American bass singer and leader in Southern Gospel music

Brock Speer (December 28, 1920 – March 29, 1999) was an American gospel singer. He was a bass for the Speer Family Southern Gospel musical group and was a leader in Southern Gospel music.

One might say that Southern Gospel music was Speer's life. David Liverett's book, This Is My Story: 145 of the World's Greatest Gospel Singers, includes the following comments written by Speer's nephew, Steve Speer, and printed in the program distributed at Brock's funeral: Jackson Brock Speer was born in Winston County, Alabama, just two months before his father and mother began a singing group called the Speer Quartet. For the remaining seventy-eight years of his life, he was inextricably intertwined with that group. With only one exception -- World War II -- he sang with his family his entire life.

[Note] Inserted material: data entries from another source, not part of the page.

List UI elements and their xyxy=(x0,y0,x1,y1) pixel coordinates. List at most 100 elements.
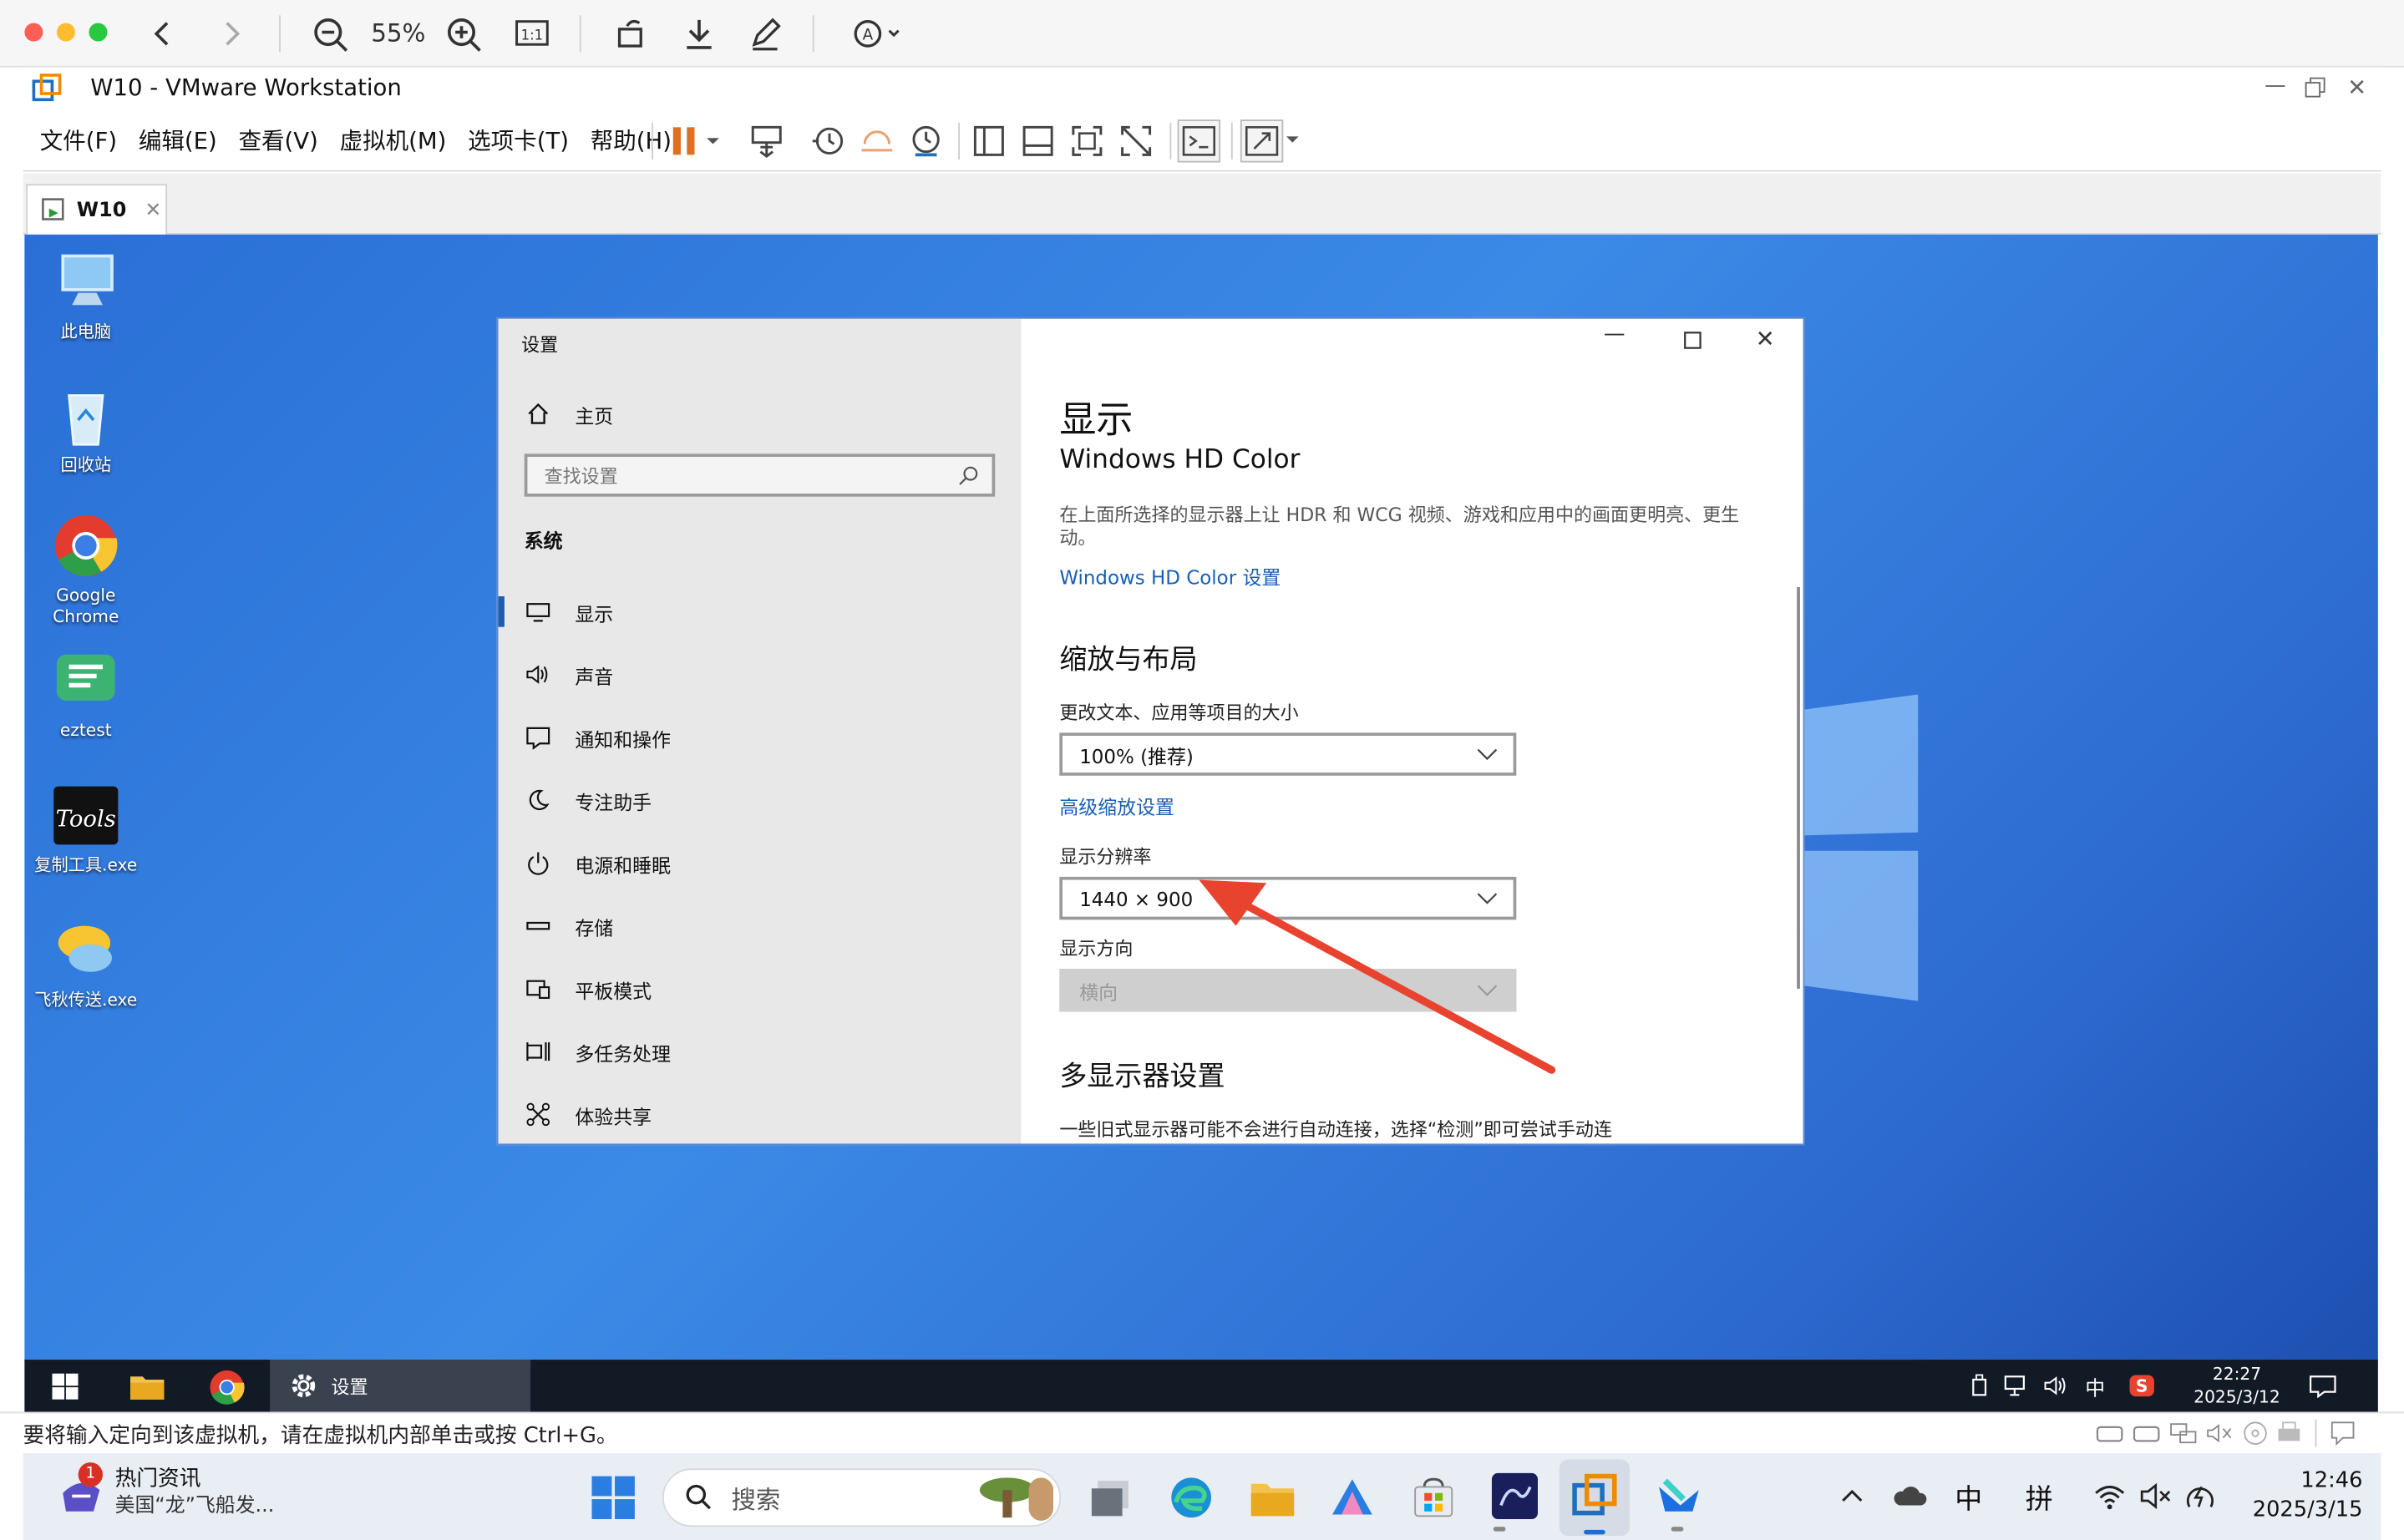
menu-file[interactable]: 文件(F) xyxy=(40,124,117,157)
nav-power[interactable]: 电源和睡眠 xyxy=(523,840,671,886)
forward-chevron-icon[interactable] xyxy=(216,13,247,55)
tab-w10[interactable]: W10 ✕ xyxy=(26,184,168,235)
menu-edit[interactable]: 编辑(E) xyxy=(139,124,217,157)
printer-icon[interactable] xyxy=(2275,1420,2303,1447)
nav-sound[interactable]: 声音 xyxy=(523,651,613,697)
back-chevron-icon[interactable] xyxy=(147,13,178,55)
desktop-icon-eztest[interactable]: eztest xyxy=(24,646,147,742)
nav-storage[interactable]: 存储 xyxy=(523,903,613,949)
full-screen-icon[interactable] xyxy=(1068,123,1105,160)
microsoft-store-icon[interactable] xyxy=(1411,1475,1457,1521)
snapshot-manager-icon[interactable] xyxy=(908,123,945,160)
sound-card-icon[interactable] xyxy=(2204,1420,2235,1447)
host-ime-mode[interactable]: 中 xyxy=(1955,1477,1982,1517)
taskbar-settings-app[interactable]: 设置 xyxy=(270,1360,531,1412)
settings-search-input[interactable]: 查找设置 xyxy=(524,453,996,497)
unity-mode-icon[interactable] xyxy=(1118,123,1154,160)
minimize-icon[interactable]: — xyxy=(1604,322,1625,346)
nav-tablet[interactable]: 平板模式 xyxy=(523,965,652,1011)
actual-size-icon[interactable]: 1:1 xyxy=(514,13,550,55)
desktop-icon-tools[interactable]: Tools 复制工具.exe xyxy=(24,780,147,877)
revert-snapshot-icon[interactable] xyxy=(859,123,895,160)
host-clock[interactable]: 12:46 2025/3/15 xyxy=(2231,1467,2363,1526)
markup-pen-icon[interactable] xyxy=(747,13,784,55)
desktop-icon-recycle-bin[interactable]: 回收站 xyxy=(24,380,147,477)
advanced-scaling-link[interactable]: 高级缩放设置 xyxy=(1059,791,1174,820)
usb-device-icon[interactable] xyxy=(1969,1374,1991,1398)
host-search-box[interactable]: 搜索 xyxy=(662,1468,1062,1527)
desktop-icon-this-pc[interactable]: 此电脑 xyxy=(24,247,147,344)
nav-multitasking[interactable]: 多任务处理 xyxy=(523,1029,671,1075)
zoom-window-button[interactable] xyxy=(89,23,108,42)
library-view-icon[interactable] xyxy=(971,123,1007,160)
news-widget-icon: 1 xyxy=(53,1462,109,1521)
windows-start-icon[interactable] xyxy=(52,1373,79,1400)
hdd-icon[interactable] xyxy=(2131,1420,2162,1447)
mute-speaker-icon[interactable] xyxy=(2139,1481,2173,1512)
chrome-icon[interactable] xyxy=(209,1369,246,1406)
desktop-icon-feiqiu[interactable]: 飞秋传送.exe xyxy=(24,915,147,1012)
scale-dropdown[interactable]: 100% (推荐) xyxy=(1059,732,1517,776)
screen-recorder-icon[interactable] xyxy=(1490,1472,1539,1521)
feishu-icon[interactable] xyxy=(1653,1472,1702,1521)
annotate-menu-icon[interactable]: A xyxy=(850,13,905,55)
menu-view[interactable]: 查看(V) xyxy=(238,124,317,157)
zoom-in-icon[interactable] xyxy=(444,13,484,55)
action-center-icon[interactable] xyxy=(2309,1374,2336,1398)
stretch-view-icon[interactable] xyxy=(1240,119,1284,163)
sogou-ime-icon[interactable]: S xyxy=(2128,1372,2156,1400)
task-view-icon[interactable] xyxy=(1088,1475,1134,1521)
snapshot-icon[interactable] xyxy=(809,123,846,160)
nav-focus-assist[interactable]: 专注助手 xyxy=(523,778,652,823)
nav-display[interactable]: 显示 xyxy=(523,589,613,635)
resolution-dropdown[interactable]: 1440 × 900 xyxy=(1059,876,1517,920)
maximize-icon[interactable] xyxy=(1683,331,1702,349)
thumbnail-view-icon[interactable] xyxy=(1020,123,1057,160)
nav-shared-experiences[interactable]: 体验共享 xyxy=(523,1092,652,1137)
menu-tabs[interactable]: 选项卡(T) xyxy=(468,124,569,157)
guest-clock[interactable]: 22:27 2025/3/12 xyxy=(2177,1363,2296,1409)
menu-vm[interactable]: 虚拟机(M) xyxy=(340,124,447,157)
rotate-icon[interactable] xyxy=(613,13,650,55)
copilot-icon[interactable] xyxy=(1329,1475,1375,1521)
close-window-button[interactable] xyxy=(24,23,43,42)
news-widget[interactable]: 1 热门资讯 美国“龙”飞船发... xyxy=(53,1462,274,1521)
edge-icon[interactable] xyxy=(1169,1475,1215,1521)
message-log-icon[interactable] xyxy=(2329,1420,2356,1447)
close-icon[interactable]: ✕ xyxy=(1756,325,1775,352)
send-ctrl-alt-del-icon[interactable] xyxy=(748,123,785,160)
cd-rom-icon[interactable] xyxy=(2242,1420,2270,1447)
minimize-window-button[interactable] xyxy=(56,23,75,42)
share-icon xyxy=(523,1102,554,1127)
minimize-icon[interactable]: — xyxy=(2265,73,2286,98)
console-view-icon[interactable] xyxy=(1177,119,1221,163)
svg-text:Tools: Tools xyxy=(56,805,116,832)
nav-home[interactable]: 主页 xyxy=(523,391,613,437)
windows-start-icon[interactable] xyxy=(591,1475,637,1521)
hdr-settings-link[interactable]: Windows HD Color 设置 xyxy=(1059,561,1281,590)
wifi-icon[interactable] xyxy=(2092,1481,2126,1512)
battery-charging-icon[interactable] xyxy=(2183,1479,2217,1512)
restore-icon[interactable] xyxy=(2305,77,2326,99)
content-scrollbar[interactable] xyxy=(1797,586,1800,989)
host-ime-pinyin[interactable]: 拼 xyxy=(2026,1477,2053,1517)
nav-notifications[interactable]: 通知和操作 xyxy=(523,714,671,760)
zoom-out-icon[interactable] xyxy=(312,13,352,55)
network-icon[interactable] xyxy=(2004,1374,2031,1398)
volume-icon[interactable] xyxy=(2044,1374,2072,1398)
file-explorer-icon[interactable] xyxy=(129,1370,165,1401)
menu-help[interactable]: 帮助(H) xyxy=(591,124,672,157)
chevron-up-icon[interactable] xyxy=(1840,1484,1864,1508)
desktop-icon-chrome[interactable]: Google Chrome xyxy=(24,510,147,628)
guest-ime-indicator[interactable]: 中 xyxy=(2085,1372,2105,1401)
vmware-taskbar-button[interactable] xyxy=(1559,1459,1631,1537)
chevron-down-icon[interactable] xyxy=(1285,132,1300,147)
file-explorer-icon[interactable] xyxy=(1248,1475,1297,1521)
network-adapter-icon[interactable] xyxy=(2168,1420,2199,1447)
tab-close-icon[interactable]: ✕ xyxy=(145,199,161,222)
hdd-icon[interactable] xyxy=(2094,1420,2125,1447)
close-icon[interactable]: ✕ xyxy=(2347,73,2366,101)
onedrive-cloud-icon[interactable] xyxy=(1890,1481,1927,1512)
pause-button[interactable] xyxy=(667,123,728,160)
download-icon[interactable] xyxy=(681,13,718,55)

== Achievements and recognition ==

Speer's academic accomplishments included a bachelor's degree in theology from Trevecca Nazarene University in 1950 and a master of divinity degree from Vanderbilt University. Trevecca also awarded him an honorary doctor of music degree in 1997.
In addition to singing with and managing the Speer Family, Speer actively promoted Southern Gospel music through his work with the Gospel Music Association. His service to GMA included being chairman of the board of directors and president of the organization. He was inducted into the Gospel Music Hall of Fame in 1975.
Although Speer's efforts were focused on music, he was also a licensed minister.

== Family ==

Speer's parents were G.T. and Lena Speer (often referred to as "Dad" and "Mom" Speer). He had three siblings: Ben Speer, Mary Tom Speer Reid, and Rosa Nell Speer Powell.

Speer was married to Faye Ihrig Speer for 50 years. They had three children: Suzan Speer (1952-2019), Marc Speer, and Brian Speer.